A CPI da Assembléia Legislativa que investiga as irregularidades cometidas pelo governo passado na gestão da Ebal começou a investigar as questões relativas à contratação de transporte para fretes na empresa. A reunião que aconteceu na manhã dessa quarta-feira (01/08) ouviu o ex-diretor de operações, José Mário Galvão, responsável por essas contratações.
Em um depoimento evasivo, José Mário, afirmou que cerca de 99% das contratações dos fretes da Ebal eram baseadas em processos informais, através de cadastros de motoristas autônomos, sem a realização de licitação.
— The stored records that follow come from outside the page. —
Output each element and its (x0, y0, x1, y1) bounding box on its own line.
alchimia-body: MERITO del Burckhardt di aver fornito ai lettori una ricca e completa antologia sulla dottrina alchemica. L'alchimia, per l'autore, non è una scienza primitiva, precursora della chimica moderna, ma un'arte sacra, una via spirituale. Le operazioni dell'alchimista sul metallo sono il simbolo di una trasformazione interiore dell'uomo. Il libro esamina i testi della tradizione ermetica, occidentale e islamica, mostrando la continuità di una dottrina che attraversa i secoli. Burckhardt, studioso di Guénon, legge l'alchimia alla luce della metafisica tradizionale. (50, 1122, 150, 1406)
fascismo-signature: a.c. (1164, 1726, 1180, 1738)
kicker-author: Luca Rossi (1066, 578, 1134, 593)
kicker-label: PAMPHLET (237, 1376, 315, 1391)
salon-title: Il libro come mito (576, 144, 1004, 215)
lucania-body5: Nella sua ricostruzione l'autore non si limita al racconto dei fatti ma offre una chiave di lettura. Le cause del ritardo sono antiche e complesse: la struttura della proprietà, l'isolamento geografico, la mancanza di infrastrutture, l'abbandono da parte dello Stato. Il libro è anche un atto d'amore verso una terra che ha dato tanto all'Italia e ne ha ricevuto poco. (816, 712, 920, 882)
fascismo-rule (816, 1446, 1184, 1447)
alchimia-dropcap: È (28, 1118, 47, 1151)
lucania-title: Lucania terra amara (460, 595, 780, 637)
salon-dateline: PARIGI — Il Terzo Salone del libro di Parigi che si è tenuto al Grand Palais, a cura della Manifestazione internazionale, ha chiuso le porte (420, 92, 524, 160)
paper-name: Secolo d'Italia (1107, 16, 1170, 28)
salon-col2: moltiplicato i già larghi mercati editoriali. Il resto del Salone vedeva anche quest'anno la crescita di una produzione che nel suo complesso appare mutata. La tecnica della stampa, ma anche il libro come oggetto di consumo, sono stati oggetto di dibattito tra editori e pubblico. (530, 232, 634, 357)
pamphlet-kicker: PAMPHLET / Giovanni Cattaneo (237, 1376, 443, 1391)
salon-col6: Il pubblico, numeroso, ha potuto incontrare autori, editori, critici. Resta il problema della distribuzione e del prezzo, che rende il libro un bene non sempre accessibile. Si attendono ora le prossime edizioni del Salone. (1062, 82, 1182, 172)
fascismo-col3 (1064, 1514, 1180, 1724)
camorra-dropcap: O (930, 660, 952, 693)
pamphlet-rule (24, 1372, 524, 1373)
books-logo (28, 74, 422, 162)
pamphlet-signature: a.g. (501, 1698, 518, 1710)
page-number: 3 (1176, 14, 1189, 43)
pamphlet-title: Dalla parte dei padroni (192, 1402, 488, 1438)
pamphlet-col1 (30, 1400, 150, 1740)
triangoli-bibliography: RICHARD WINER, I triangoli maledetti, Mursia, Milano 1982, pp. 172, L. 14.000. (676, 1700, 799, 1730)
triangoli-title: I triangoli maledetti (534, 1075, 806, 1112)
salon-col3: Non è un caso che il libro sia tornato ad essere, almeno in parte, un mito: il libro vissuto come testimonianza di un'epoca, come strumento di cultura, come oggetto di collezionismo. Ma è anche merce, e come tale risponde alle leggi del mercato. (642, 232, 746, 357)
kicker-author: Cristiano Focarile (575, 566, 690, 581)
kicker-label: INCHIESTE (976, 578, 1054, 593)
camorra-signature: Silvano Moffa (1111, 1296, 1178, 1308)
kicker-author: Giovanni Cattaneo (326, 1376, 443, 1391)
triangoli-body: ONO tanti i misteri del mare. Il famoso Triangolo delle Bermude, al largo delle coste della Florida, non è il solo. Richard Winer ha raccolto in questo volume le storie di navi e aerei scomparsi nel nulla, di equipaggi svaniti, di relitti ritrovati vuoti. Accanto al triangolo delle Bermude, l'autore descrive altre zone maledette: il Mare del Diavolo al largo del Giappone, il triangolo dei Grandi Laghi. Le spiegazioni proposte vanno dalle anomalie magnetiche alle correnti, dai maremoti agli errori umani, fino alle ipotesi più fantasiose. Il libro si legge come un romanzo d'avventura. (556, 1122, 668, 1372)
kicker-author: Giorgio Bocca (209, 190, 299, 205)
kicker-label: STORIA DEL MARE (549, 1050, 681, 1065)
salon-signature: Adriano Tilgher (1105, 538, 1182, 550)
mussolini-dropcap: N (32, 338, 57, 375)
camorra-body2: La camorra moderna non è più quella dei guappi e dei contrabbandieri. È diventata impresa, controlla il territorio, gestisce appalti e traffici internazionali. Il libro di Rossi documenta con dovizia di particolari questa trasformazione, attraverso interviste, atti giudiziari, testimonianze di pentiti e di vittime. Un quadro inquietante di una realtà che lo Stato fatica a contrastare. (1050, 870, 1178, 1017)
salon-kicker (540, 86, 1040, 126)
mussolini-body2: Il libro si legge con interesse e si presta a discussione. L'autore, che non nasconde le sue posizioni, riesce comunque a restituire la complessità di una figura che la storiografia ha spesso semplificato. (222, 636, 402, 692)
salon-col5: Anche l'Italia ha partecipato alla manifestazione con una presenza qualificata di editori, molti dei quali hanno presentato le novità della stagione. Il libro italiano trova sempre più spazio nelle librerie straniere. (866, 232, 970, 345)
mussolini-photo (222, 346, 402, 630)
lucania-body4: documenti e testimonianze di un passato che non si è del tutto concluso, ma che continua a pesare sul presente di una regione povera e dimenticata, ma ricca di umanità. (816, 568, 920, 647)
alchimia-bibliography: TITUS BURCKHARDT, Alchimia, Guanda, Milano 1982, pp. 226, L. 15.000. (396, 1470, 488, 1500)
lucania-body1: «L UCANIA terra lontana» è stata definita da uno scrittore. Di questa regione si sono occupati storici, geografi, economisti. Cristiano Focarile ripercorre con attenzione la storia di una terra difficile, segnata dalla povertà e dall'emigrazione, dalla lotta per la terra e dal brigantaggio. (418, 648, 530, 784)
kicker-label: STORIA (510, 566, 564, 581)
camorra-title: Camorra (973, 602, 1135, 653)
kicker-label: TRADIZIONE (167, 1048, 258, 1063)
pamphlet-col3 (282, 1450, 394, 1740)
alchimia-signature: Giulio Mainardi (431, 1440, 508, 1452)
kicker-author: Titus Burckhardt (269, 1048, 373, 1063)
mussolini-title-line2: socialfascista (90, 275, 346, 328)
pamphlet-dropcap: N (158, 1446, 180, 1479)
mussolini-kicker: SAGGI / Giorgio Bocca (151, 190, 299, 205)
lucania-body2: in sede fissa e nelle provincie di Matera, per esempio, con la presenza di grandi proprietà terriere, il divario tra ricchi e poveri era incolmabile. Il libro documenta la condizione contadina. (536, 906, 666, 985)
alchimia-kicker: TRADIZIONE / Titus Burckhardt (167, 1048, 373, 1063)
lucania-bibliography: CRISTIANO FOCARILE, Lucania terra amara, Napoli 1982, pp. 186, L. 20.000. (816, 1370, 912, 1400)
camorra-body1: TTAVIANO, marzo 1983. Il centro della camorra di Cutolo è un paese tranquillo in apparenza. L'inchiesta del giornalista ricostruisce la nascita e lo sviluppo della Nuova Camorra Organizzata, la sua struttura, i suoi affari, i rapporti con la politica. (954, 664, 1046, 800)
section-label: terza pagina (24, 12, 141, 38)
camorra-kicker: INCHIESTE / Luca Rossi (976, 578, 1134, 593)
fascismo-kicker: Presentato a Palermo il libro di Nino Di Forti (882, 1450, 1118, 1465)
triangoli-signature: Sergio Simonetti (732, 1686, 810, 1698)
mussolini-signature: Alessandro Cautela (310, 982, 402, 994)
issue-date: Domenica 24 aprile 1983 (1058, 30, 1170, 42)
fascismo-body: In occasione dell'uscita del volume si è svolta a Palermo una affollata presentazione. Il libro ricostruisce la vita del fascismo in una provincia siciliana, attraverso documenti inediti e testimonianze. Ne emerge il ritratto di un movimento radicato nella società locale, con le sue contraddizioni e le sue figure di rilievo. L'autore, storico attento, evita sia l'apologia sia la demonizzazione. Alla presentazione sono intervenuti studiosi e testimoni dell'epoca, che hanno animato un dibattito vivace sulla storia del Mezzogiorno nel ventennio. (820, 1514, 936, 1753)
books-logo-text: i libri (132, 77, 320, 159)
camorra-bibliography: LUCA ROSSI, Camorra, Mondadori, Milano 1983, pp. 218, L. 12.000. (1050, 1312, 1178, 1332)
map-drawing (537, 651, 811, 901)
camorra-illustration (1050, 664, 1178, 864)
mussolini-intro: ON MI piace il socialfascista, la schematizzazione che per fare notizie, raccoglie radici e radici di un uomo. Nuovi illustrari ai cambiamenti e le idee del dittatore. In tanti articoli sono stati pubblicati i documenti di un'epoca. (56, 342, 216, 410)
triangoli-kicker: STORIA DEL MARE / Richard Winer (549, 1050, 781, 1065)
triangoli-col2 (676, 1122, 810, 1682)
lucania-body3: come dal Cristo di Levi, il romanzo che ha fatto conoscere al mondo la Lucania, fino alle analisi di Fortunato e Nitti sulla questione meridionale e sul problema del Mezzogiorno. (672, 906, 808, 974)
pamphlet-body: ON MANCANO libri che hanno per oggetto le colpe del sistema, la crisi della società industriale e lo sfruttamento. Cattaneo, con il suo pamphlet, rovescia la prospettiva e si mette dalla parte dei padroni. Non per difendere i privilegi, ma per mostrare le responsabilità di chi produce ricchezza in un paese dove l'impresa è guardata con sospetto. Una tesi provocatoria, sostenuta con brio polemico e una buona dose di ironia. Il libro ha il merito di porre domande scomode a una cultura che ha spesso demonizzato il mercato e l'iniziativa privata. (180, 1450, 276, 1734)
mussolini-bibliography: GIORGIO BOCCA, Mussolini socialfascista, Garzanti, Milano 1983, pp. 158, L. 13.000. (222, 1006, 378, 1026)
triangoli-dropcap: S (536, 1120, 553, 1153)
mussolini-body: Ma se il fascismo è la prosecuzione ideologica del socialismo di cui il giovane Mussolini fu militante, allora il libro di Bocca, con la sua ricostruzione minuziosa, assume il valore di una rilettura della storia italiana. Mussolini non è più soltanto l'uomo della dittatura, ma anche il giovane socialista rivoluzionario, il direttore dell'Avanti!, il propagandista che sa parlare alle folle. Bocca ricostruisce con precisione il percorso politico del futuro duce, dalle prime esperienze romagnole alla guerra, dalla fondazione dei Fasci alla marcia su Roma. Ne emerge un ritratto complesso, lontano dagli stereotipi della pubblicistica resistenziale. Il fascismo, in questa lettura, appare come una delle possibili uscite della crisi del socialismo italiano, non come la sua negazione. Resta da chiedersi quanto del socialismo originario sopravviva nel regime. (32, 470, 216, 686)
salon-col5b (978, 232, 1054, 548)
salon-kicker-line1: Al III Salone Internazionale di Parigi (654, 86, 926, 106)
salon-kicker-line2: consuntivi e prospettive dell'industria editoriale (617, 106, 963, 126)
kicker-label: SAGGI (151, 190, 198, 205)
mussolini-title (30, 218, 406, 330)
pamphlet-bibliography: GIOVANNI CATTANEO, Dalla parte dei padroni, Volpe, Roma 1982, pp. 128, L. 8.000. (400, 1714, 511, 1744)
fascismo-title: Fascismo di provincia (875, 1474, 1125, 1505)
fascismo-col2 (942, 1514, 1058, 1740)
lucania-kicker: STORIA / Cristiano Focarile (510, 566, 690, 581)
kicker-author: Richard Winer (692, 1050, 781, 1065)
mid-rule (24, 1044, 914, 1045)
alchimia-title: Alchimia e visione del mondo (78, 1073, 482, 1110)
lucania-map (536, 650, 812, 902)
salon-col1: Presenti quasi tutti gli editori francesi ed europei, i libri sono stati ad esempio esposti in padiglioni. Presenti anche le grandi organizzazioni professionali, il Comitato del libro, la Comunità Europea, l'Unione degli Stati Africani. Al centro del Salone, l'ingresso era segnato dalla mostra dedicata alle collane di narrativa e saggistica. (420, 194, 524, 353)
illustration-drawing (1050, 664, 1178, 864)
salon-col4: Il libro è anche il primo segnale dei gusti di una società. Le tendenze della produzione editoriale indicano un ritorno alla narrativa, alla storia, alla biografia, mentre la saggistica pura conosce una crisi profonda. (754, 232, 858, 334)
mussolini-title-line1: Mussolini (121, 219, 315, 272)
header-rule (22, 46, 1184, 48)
O ex-diretor responsabilizou o ex-presidente, Omar Britto, e o gerente de compras, Alexandre Sampaio, pela aquisição de produtos para revenda, bem como pelos valores fixados, se esquivando de responder objetivamente alguns questionamentos.
José Mário não explicou o fato da Ebal não ter solucionado diversas falhas apontadas pela AGE nos relatórios de 2001 a 2004. No entanto, afirmou que não havia intencionalidade nas falhas cometidas no setor de operações, mas pode ter havido imperfeições no sistema devido à quantidade de lojas, distância entre elas e falta de informatização.
Quando questionado pelo relator da CPI, deputado José Neto, sobre as notas fiscais que não continham a quilometragem percorrida e a assinatura de recebimento da mercadoria, bem como sobre a utilização de caminhões com grande capacidade para o transporte de pequenas cargas, o ex-diretor afirmou que por ser uma demanda muito grande de carga e descarga (em torno de 17 milhões de quilo/mês) não havia a possibilidade de ter controle total das notas fiscais referentes aos fretes.
O relator concluiu afirmando que mais uma vez “fica evidente a falta de controle nos processos e a situação de informalidade com a aplicação do dinheiro público”. Disse ainda que a vulnerabilidade dos recursos públicos está constatada desde os sucessivos relatórios do Tribunal de Contas do Estado, onde as irregularidades eram apontadas e não corrigidas. “O depoimento de hoje revela que o descontrole era deliberado e agora nos resta apontar os responsáveis e os beneficiados por essa situação”, salientou.